Vegan Pink Pitaya Macaroons with Chocolate Drizzle
Ingredients
Macaroons
- 2 cups unsweetened shredded coconut
- 1/2 cup oat flour
- 1/4 cup pure maple syrup
- 1/3 cup pink fresh pitaya (can also use frozen, defrosted)
- 1/4 tsp pure vanilla extract
- 1 tsp Coconut Oil
- 1/4 tsp salt
Chocolate drizzle
- 6 ounces of chocolate
- 1 tsp Organic Coconut Oil
Preparation
Preheat oven to 350 degrees and line a large baking sheet with parchment paper.
In a medium-sized mixing bowl, combine all macaroon ingredients and mix until thoroughly combined.
Using a 2 tbsp sized scoop, carefully dish macaroon mixture onto parchment paper.
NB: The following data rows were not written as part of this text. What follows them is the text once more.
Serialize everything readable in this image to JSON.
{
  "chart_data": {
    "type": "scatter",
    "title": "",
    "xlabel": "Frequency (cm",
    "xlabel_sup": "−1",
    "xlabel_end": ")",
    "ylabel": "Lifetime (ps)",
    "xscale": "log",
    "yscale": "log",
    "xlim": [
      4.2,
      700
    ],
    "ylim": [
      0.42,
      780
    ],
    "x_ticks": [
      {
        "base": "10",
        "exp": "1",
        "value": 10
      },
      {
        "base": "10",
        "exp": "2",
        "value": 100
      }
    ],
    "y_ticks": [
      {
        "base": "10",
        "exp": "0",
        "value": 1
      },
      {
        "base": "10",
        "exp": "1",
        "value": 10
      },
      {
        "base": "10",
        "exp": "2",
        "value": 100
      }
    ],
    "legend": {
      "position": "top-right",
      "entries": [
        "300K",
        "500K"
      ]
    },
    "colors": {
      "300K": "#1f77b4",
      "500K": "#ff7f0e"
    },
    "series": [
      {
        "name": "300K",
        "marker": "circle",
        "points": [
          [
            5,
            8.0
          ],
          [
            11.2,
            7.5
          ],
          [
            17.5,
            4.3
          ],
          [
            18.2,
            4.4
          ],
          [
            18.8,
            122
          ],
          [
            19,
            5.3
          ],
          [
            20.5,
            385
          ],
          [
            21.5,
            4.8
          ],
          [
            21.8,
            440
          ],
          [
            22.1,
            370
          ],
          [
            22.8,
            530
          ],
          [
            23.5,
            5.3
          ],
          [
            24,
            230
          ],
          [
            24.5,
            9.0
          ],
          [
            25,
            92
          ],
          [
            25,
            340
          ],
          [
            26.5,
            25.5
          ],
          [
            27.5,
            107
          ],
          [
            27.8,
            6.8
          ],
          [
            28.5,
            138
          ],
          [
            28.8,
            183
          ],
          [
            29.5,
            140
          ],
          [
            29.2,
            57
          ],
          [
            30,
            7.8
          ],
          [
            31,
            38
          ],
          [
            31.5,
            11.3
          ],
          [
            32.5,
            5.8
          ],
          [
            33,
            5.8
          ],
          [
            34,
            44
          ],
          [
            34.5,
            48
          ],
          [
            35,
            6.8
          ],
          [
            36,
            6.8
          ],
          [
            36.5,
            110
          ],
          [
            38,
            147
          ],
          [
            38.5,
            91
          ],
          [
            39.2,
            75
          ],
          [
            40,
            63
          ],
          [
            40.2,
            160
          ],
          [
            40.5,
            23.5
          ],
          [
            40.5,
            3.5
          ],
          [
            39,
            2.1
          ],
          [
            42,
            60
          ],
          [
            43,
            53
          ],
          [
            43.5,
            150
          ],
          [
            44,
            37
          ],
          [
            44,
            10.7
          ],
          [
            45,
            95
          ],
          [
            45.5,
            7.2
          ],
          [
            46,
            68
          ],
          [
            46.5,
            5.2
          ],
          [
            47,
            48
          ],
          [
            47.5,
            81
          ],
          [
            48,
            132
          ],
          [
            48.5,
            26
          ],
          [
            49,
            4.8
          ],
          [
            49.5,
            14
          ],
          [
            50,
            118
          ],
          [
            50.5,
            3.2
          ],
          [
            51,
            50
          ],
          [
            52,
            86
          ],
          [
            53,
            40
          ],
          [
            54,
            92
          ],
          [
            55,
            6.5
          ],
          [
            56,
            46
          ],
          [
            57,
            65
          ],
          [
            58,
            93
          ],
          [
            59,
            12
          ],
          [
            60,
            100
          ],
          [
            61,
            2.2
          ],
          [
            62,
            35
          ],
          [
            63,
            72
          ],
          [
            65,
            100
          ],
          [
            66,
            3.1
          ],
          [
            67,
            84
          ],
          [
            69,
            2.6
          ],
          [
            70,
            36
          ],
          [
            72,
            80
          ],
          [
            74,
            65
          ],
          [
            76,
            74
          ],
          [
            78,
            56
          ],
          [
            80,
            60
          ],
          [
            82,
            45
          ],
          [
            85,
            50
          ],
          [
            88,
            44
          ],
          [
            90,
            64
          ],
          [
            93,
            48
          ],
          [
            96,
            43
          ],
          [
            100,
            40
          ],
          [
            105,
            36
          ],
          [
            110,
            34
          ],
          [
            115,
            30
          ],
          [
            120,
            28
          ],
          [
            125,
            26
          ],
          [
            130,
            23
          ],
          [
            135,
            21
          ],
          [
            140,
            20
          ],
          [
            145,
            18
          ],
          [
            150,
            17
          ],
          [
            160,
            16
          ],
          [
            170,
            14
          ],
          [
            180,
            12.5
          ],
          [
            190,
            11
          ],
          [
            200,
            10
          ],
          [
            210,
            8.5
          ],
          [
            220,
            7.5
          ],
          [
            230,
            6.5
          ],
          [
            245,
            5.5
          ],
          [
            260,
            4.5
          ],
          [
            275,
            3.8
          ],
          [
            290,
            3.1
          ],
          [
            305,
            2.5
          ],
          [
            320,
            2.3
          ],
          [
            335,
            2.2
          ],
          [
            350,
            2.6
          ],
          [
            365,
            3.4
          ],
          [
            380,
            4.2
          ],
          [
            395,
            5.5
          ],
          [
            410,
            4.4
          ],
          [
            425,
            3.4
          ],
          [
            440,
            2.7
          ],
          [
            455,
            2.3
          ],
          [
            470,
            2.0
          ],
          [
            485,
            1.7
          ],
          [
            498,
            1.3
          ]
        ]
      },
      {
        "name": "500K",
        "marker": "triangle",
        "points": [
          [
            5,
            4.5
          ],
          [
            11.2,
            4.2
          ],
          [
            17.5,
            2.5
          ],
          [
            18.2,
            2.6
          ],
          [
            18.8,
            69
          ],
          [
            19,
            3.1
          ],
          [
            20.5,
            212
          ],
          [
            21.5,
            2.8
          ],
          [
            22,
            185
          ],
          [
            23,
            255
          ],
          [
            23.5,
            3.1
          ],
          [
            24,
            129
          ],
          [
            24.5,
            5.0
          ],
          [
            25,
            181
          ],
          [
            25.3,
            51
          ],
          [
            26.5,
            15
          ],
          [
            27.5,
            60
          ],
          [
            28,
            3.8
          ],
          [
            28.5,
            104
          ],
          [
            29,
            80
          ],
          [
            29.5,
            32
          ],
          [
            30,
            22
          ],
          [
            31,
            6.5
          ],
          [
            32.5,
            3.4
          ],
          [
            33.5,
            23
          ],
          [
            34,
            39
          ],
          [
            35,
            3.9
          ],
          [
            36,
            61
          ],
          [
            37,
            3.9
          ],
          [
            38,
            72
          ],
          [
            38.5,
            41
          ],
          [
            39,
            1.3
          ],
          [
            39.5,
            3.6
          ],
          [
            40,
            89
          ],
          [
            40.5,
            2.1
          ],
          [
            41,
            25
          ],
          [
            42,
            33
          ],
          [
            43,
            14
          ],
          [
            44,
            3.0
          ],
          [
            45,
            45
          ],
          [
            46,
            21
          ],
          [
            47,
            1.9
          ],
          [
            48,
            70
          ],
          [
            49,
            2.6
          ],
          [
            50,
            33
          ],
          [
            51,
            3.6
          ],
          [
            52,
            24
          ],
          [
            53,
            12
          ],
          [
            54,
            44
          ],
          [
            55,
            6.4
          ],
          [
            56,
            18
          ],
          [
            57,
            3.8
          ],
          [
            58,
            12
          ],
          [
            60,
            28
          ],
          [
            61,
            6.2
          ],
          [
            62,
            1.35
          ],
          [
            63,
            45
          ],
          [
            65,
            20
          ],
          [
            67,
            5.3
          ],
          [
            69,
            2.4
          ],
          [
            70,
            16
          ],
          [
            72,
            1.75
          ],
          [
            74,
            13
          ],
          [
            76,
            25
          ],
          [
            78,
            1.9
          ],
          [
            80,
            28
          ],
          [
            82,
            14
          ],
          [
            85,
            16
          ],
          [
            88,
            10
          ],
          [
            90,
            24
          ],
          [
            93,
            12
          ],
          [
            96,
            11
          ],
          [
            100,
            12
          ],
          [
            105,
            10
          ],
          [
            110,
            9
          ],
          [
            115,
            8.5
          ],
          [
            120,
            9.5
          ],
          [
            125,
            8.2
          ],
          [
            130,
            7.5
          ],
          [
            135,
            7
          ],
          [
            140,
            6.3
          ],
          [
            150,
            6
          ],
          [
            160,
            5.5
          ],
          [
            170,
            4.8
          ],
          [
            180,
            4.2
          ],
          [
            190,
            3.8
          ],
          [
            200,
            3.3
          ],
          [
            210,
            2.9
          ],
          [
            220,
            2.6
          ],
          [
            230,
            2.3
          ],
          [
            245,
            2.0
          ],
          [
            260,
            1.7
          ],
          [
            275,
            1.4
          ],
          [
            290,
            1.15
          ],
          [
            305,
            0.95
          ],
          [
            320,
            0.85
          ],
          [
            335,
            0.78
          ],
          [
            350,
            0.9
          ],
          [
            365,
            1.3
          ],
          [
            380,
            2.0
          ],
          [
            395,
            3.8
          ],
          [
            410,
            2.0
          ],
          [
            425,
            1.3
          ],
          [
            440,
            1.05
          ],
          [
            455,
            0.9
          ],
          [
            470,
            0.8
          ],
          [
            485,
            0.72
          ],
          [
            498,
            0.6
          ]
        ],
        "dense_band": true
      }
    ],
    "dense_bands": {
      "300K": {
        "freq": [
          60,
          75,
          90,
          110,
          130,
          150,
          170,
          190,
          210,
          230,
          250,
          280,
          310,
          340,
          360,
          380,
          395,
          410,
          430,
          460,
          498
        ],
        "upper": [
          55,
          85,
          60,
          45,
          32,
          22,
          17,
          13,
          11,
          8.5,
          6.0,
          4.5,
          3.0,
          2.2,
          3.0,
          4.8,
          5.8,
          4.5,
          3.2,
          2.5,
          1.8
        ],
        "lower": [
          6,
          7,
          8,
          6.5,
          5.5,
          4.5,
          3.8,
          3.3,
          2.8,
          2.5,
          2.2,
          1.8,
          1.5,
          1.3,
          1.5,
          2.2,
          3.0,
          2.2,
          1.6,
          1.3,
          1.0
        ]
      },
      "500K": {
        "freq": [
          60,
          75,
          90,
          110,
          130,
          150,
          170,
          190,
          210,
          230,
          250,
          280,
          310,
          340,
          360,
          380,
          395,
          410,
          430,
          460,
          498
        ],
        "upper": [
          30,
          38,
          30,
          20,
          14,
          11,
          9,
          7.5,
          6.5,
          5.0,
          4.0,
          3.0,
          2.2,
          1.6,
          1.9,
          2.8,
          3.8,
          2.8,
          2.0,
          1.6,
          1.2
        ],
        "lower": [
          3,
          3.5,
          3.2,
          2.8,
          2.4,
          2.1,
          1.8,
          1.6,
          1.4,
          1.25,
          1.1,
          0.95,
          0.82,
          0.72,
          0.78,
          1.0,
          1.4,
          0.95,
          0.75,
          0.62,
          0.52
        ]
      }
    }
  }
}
Bake for about 20 minutes or until the tops are dried and lightly browned. Remove from oven and allow to rest for at least 15 minutes.
While the macaroons cool, melt chocolate and coconut oil in a microwave-safe bowl and set aside.
Once cooled, dip bottoms of macaroons in the melted chocolate, then place on parchment paper. Drizzle tops with more melted chocolate as desired and enjoy.